Daily Mail

Debanking complaints up by 44% after Farage battle

- By Jessica Clark Business Reporter

COMPLAINTS about debanking have soared by 44 per cent, following Nigel Farage’s fight with NatWest.

Britons made 4,000 complaints about their bank accounts being shut down, figures show.

The row broke out last summer when Mr Farage’s account with private bank Coutts – owned by NatWest – was closed.

Former NatWest chief executive Alison Rose was forced to quit after she admitted telling a BBC journalist that the move against the leading Brexiteer was made for purely commercial reasons.

However, internal reports showed Mr Farage’s political leanings had been a factor in the decision.

The ex-Ukip leader branded an investigat­ion a ‘ whitewash’ and last month said his battle with NatWest was ‘far from over’.

The scandal raised serious questions about the industry’s policies on closing bank accounts.

And the latest data from the Financial Services Ombudsman lays bare the scale of the problem.

There were 2,683 complaints to the watchdog in 2022/23, rising 44 per cent to 3,858 in 2023/24.

That figure includes an 81 per cent surge in the number of businesses objecting to the closure of their accounts.

Since 2020, the number of customers turning to the ombudsman for help with enforced closures has risen 69 per cent.

The portion of complaints upheld by the ombudsman has also increased in that time.

Bank accounts can be closed due to inactivity, incomplete informatio­n or commercial reasons.

But lenders can also close them for ‘ sensitive’ issues such as suspected money laundering.

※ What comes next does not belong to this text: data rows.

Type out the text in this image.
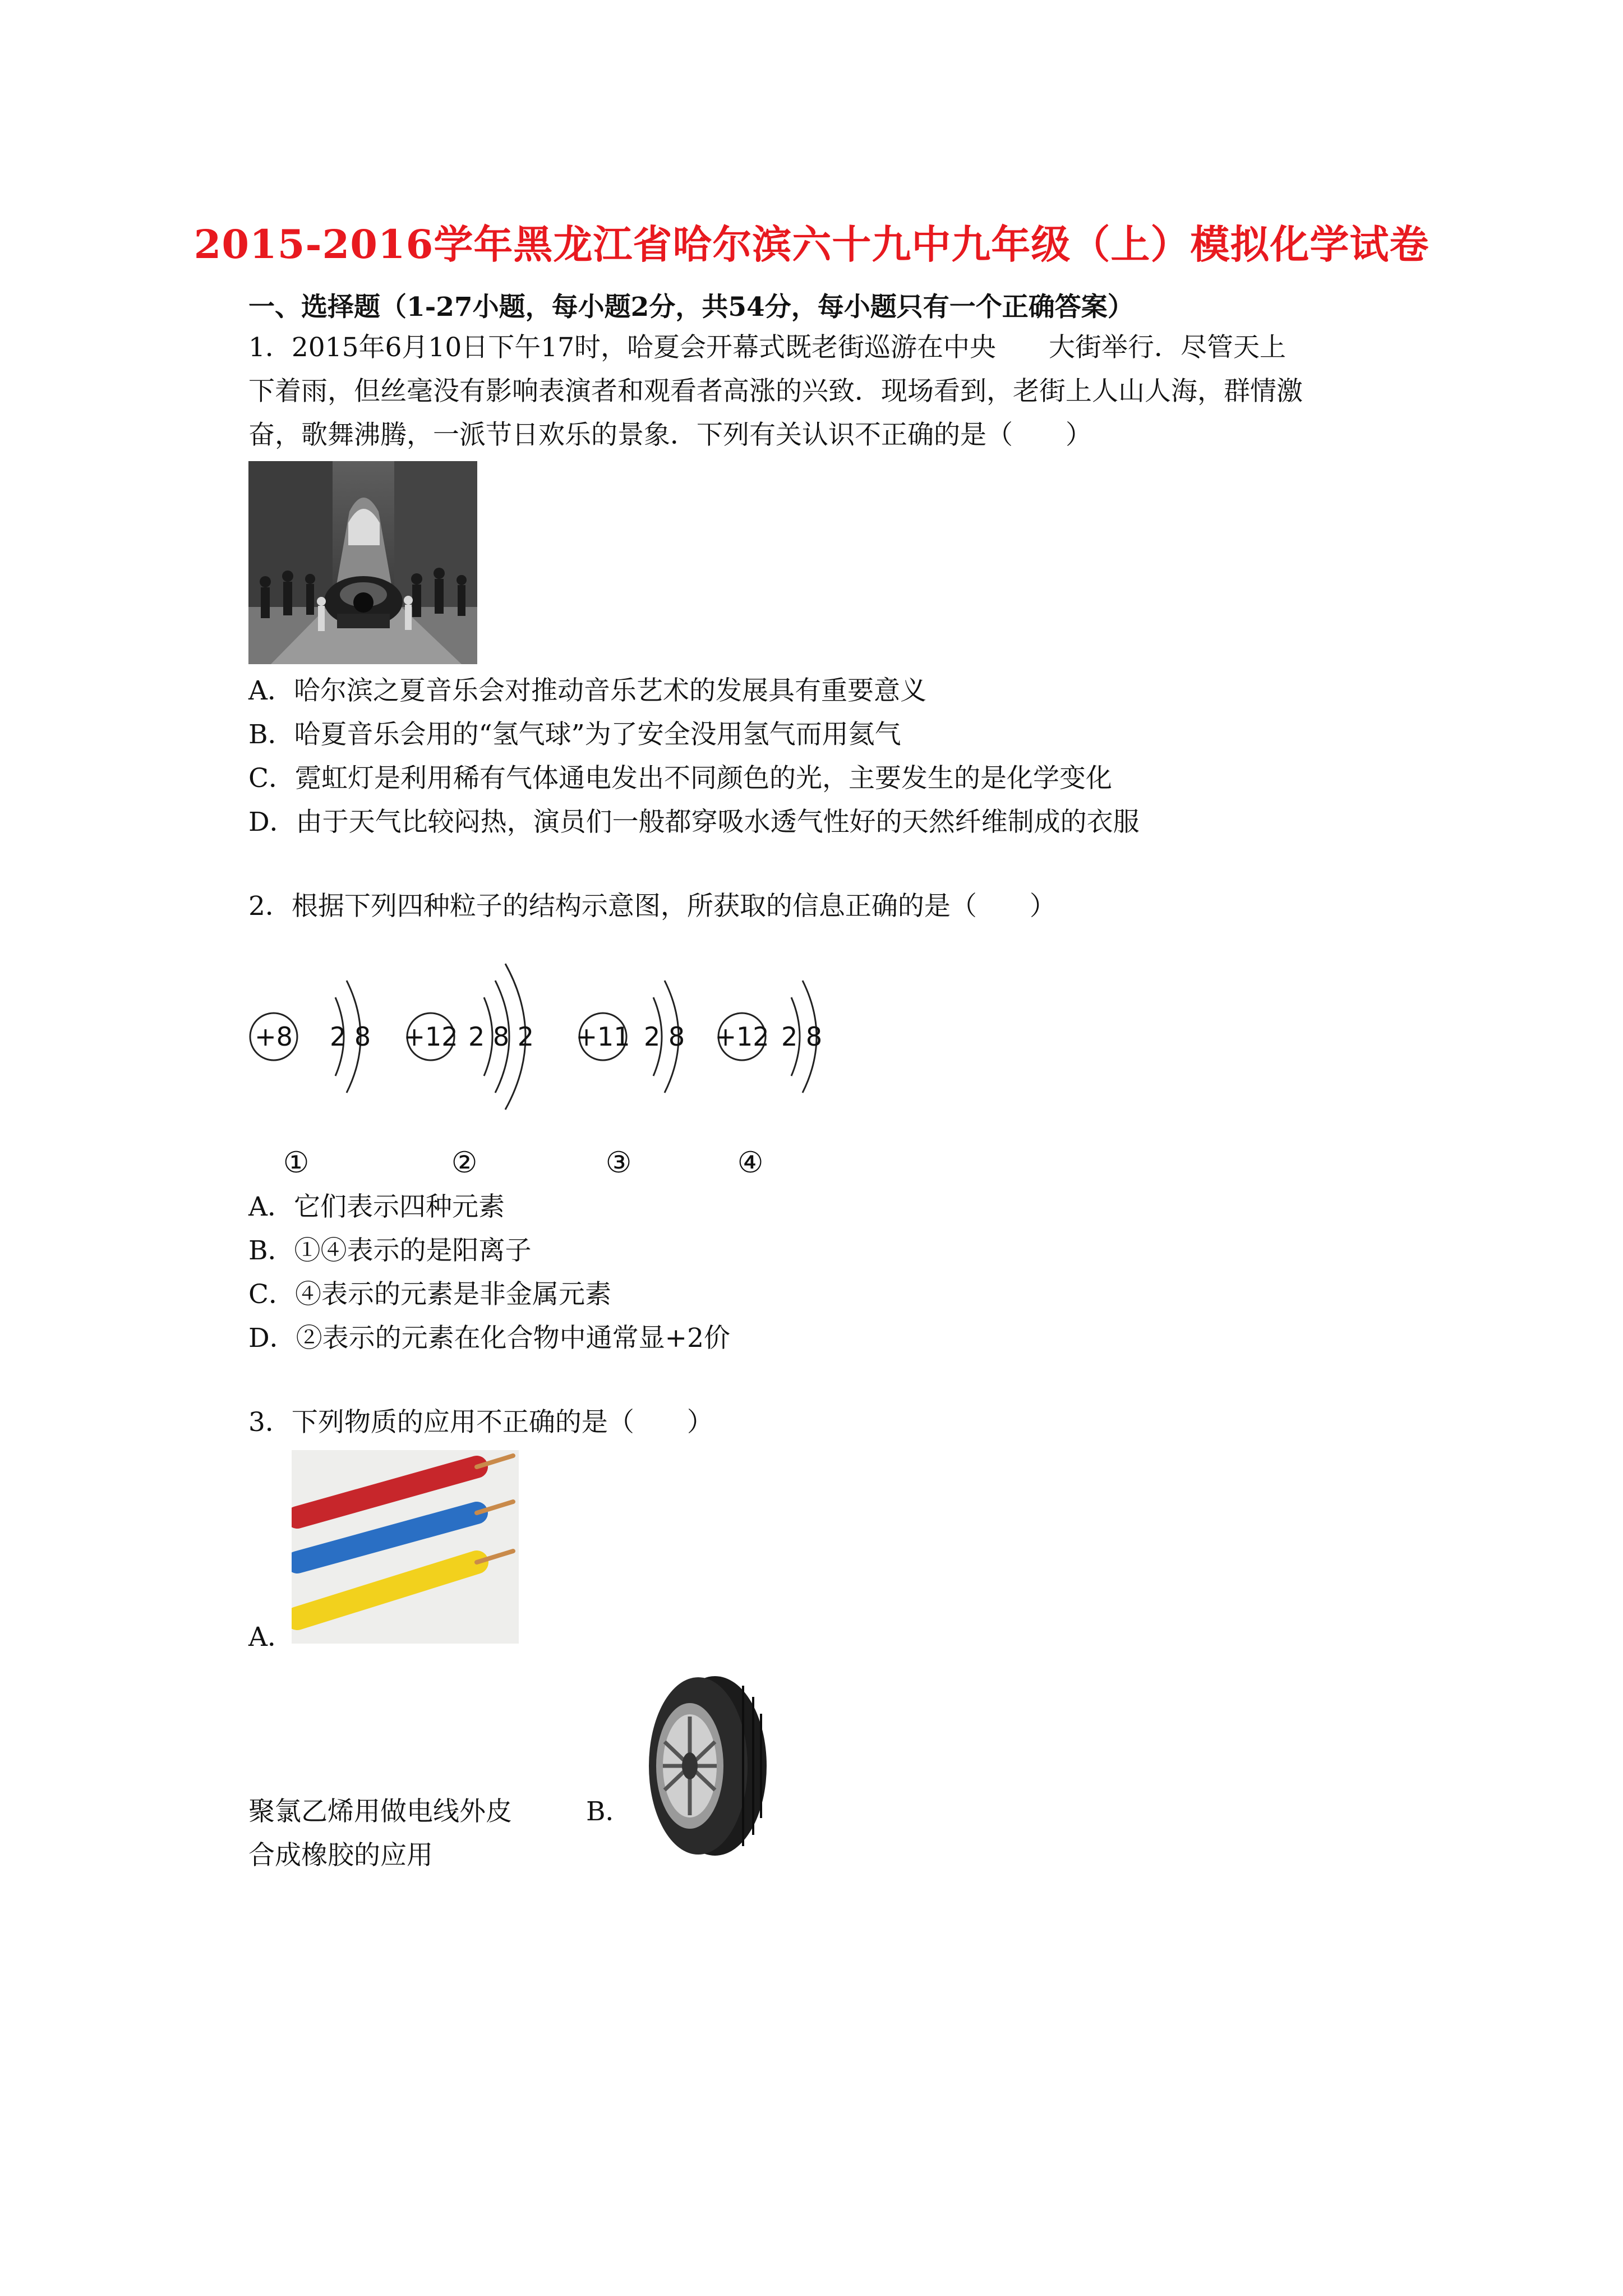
2015-2016学年黑龙江省哈尔滨六十九中九年级（上）模拟化学试卷
一、选择题（1-27小题，每小题2分，共54分，每小题只有一个正确答案）
1．2015年6月10日下午17时，哈夏会开幕式既老街巡游在中央　　大街举行．尽管天上
下着雨，但丝毫没有影响表演者和观看者高涨的兴致．现场看到，老街上人山人海，群情激
奋，歌舞沸腾，一派节日欢乐的景象．下列有关认识不正确的是（　　）
A．哈尔滨之夏音乐会对推动音乐艺术的发展具有重要意义
B．哈夏音乐会用的“氢气球”为了安全没用氢气而用氦气
C．霓虹灯是利用稀有气体通电发出不同颜色的光，主要发生的是化学变化
D．由于天气比较闷热，演员们一般都穿吸水透气性好的天然纤维制成的衣服
2．根据下列四种粒子的结构示意图，所获取的信息正确的是（　　）
+8 2 8 +12 2 8 2 +11 2 8 +12 2 8
①	②	③	④
A．它们表示四种元素
B．①④表示的是阳离子
C．④表示的元素是非金属元素
D．②表示的元素在化合物中通常显+2价
3．下列物质的应用不正确的是（　　）
A．
聚氯乙烯用做电线外皮	B．
合成橡胶的应用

A review by the City regulator last year found no banks had cut ties with a customer ‘primarily because of their political views’.

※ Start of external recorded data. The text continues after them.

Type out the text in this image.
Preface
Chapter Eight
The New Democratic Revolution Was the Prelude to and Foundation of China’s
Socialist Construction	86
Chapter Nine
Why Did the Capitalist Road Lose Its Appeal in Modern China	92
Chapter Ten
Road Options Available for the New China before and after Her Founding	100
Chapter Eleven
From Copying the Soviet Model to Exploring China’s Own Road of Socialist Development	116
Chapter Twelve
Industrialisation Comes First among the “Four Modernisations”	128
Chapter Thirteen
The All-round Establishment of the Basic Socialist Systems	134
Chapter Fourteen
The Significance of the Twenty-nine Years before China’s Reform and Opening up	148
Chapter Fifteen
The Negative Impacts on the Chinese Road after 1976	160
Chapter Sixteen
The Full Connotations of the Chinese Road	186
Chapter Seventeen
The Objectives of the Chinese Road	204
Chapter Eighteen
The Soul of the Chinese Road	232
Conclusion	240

An angry Mr Farage condemned the Financial Conduct Authority’s work as a ‘complete and utter farce’ and a ‘whitewash’ and demanded ‘sackings’ at the regulator.

In February, a report by the All Party Parliament­ary Group on Fair Business Banking found customers are being debanked due to their lifestyles or opinions rather than concerns, such as financial crime.

Treasury committee chair Harriett Baldwin said: ‘When we set out on our inquiry into financing for small and medium- sized businesses we weren’t necessaril­y expecting debanking to emerge as a key issue.

‘But as they say, you must go where the evidence takes you – and it’s clear there is evidence that some legally operating businesses are being unfairly debanked.

‘Banks should be doing all they can to support small business . . . not pulling the rug out from beneath them with little warning.’